There have been news reports that students could study a literature and English language A-level that will include Russell Brand’s opinions about drug regulations, Caitlin Moran’s tweets, also a BBC Newnight interview with Dizzee Rascal, and articles by a former Guardian journalist.

The OCR (Oxford Cambridge and RSA) exam board has reportedly collaborated with the English and Media Centre, and an educational charity to create these contemporary A-level courses which will have to under-go a post-examination evaluation and approval by Ofqual prior to being available to students in 2015. A spokesman for the Department for Education has commented that:

“All new A-levels must be accredited by the independent exams regulator Ofqual against new, more rigorous criteria. This exam has not been accredited and we await Ofqual’s decision with interest

Currently, the AQA exam board includes an array literature and English language courses which include poetry and texts, however, in comparison to the OCR exam board’s proposals opinions are fiercely divided. The Department for Education is not backing the new courses, and a senior source for the DfE has commented that:

“Schools should be aware that if they offer this rubbish in place of a proper A-level, then pupils may not get into good universities. We will expect other exam boards to do better. It is immensely patronising to young people to claim that they will only engage with English language and literature through celebrities such as Russell Brand.”

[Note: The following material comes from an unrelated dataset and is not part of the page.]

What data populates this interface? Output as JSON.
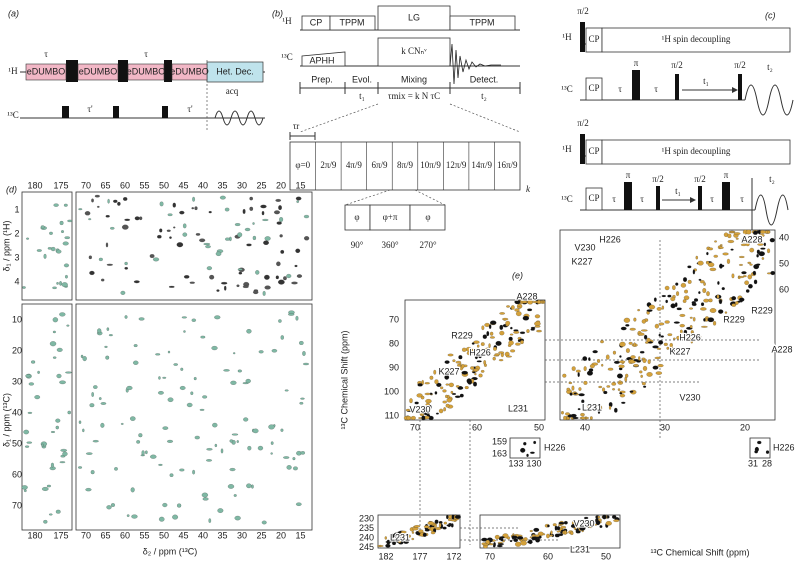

Despite a lack of support from the DfE, the co-director of the English and Media Centre Barbra Bleiman has made some interesting points in favour of these courses, by commenting:

“A Twitter feed is a hybrid that has features of written language and features of spoken language, so it’s particularly interesting to study something like Twitter or a blog or online communication because it sharpens the questions of what distinguishes speech and writing.

Barbra Bleiman also commented that:

“This combination of study, of non-literary and literary texts, actually equips students who want to study English at university to do incredibly well because they will have finely tuned linguistic skills.”

Alex Quigley, an assistant head English subject leader at Huntington school based in York has also made supportive comments:

“There is no decline in standards to witness here. Just two quite different disciplines being merged in what looks like an interesting and varied course.”

The subjects of these newly proposed A-levels are being highly scrutinised, but this scrutiny however lop-sided, is drawing the issue of “educational snobbery” into the spotlight once again. A-level students should be offered diversity that derives from studying subjects that are relevant, and relevancy is what should be debated here not the subject matter and who it refers to.